Dr Belinda Brooks-Gordon, a Cambridgeshire county councillor and an author of the LIberal Democrat Women's Policy document, said she had lived in East Anglia for 27 years and her theme was 'bringing the best of Cambridge to Haverhill'.
She spoke about her time as a beautician and when she had been a single parent bringing up two children while doing a PhD in the Law Faculty at Cambridge and said that experience informed her thinking now.
She saw the Cambridge-based computer and bio-technology industry as vitally important to Haverhill.
She also pledged that Lib-Dems would stop employers pigeon-holing job applicants by postcode and said she had heard of cases where Haverhill people applying for jobs had their applications bionned by employers as soon as they saw the CB9 postcode.
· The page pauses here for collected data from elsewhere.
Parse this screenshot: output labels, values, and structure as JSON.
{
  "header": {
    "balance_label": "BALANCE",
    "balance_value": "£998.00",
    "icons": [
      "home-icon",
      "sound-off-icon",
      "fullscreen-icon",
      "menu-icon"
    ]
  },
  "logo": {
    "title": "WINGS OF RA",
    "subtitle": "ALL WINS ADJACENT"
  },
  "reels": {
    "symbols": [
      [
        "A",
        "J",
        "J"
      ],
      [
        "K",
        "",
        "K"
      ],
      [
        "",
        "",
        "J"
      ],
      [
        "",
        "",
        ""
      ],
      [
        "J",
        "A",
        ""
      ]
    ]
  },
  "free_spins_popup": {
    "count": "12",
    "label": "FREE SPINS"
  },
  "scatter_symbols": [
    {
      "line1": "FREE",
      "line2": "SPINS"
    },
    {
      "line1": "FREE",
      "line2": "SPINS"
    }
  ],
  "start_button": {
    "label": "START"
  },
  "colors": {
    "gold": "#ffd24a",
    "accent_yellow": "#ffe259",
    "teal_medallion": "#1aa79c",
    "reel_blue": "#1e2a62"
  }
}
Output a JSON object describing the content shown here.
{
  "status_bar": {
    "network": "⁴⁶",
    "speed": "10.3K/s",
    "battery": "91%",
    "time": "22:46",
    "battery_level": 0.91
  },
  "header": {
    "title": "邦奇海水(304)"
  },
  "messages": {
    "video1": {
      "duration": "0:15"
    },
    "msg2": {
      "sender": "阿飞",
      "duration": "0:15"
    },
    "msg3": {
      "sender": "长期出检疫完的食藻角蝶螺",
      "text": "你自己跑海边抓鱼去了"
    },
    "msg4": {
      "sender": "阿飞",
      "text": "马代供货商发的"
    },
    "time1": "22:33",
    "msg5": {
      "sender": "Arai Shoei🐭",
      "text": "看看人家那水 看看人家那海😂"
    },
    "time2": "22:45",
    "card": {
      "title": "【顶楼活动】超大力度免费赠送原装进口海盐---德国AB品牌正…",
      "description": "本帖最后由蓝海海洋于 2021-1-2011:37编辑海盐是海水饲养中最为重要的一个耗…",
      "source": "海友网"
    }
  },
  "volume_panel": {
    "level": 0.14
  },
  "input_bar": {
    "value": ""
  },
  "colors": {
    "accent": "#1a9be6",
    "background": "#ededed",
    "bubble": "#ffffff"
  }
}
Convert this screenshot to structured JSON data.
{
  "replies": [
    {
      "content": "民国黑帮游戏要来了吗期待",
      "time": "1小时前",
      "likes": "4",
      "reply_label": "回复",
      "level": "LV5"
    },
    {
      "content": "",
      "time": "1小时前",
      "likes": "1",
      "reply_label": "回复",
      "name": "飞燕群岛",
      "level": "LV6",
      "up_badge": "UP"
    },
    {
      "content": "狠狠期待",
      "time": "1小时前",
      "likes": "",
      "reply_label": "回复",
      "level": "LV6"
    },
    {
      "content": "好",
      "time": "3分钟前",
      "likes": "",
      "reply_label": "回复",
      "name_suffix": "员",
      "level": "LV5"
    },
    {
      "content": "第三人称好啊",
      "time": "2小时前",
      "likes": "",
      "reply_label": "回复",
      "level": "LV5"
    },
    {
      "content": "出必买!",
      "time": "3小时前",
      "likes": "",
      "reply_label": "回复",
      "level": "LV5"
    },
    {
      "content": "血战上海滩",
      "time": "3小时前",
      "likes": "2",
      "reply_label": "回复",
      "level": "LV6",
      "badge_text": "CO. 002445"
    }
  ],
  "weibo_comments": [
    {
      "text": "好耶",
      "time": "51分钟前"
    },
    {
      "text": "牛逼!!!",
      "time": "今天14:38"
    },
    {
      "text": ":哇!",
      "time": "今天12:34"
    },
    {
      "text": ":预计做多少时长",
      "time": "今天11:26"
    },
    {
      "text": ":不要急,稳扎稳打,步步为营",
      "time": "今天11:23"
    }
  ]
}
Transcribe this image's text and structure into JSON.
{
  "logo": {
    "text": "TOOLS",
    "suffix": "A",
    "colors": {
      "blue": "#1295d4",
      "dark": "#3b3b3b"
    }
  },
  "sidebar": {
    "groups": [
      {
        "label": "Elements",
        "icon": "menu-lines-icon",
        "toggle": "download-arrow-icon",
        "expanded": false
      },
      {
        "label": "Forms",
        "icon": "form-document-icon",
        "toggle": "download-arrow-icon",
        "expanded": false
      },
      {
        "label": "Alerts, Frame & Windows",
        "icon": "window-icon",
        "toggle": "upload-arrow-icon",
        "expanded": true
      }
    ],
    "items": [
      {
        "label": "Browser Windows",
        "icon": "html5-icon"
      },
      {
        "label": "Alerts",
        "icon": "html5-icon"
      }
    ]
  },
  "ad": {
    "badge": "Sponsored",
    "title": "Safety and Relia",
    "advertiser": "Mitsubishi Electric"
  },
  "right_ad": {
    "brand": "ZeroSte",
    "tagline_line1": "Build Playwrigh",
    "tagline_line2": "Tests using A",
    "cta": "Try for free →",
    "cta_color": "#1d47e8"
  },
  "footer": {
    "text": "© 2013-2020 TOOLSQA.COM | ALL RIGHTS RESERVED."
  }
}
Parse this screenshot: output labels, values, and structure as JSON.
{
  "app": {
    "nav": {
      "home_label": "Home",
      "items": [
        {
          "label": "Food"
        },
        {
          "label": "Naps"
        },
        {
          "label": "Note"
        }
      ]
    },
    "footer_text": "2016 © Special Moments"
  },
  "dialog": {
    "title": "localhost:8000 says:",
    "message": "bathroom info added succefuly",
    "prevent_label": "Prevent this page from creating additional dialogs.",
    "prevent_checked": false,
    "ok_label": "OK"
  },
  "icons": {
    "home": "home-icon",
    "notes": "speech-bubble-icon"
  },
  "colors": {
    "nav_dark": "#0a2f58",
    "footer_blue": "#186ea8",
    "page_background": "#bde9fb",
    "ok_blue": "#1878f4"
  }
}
In the question and answer session, Mick Smith of Haverhill Association of Voluntary Organisations (HAVO) asked how important the voluntary and charity sector was to the candidates.
Mr Hancock said he was aware of the vital work done by HAVO and considered it very impoirtant locally, as partnership work was set to grow.
"Tories would get power down to local organisations and trust people to run things locally," he said.
Mr Ahmed said Tower Hamlets was the best example of partnership working in the country and he wopuld ensure strong partnerships were built in this area.
Dr Brooks-Gordon Lib-Dems did not believe in the Tories' 'you're on your own, DIY model' and gave some examples of where Lib Dem-run city councils had helped community associations with grants and initiatives.
"In West Suffolk we have parish councils where landowners are chairing meetings about planning developments on their own land," she said. "You can't put people like that in charge of things."
She also pointed to the Tories on Suffolk County Council paying the 13th highest salary for its chief executive in the country.
William Jewson of HPG Developments, the Cambridge company hoping to redevelop the former Project site in Haverhill, asked the candidates' views on planning and development in towns.
Dr Brooks-Gordon said the infrastructure was important and she would like to see the Haverhilkl to Cambridge railway line re-opened, and would support the Cambridge guided bus project being extended to reach Haverhill 'once the contractual mistakes are sorted out and it is finally running'.
Mr Ahmed said he favoured mixed development with plenty of open space and Mr Hancock said he supported development as long as it was appropriate and had the right infrastructure.
* Also standing for the West Suffolk constituency in the May 6 general election are Andrew Appleby (Independent) and Ian Smith (UKIP).
The current MP Richard Spring (Conservative) is standing down. At the last election he won with a majority of 8,909.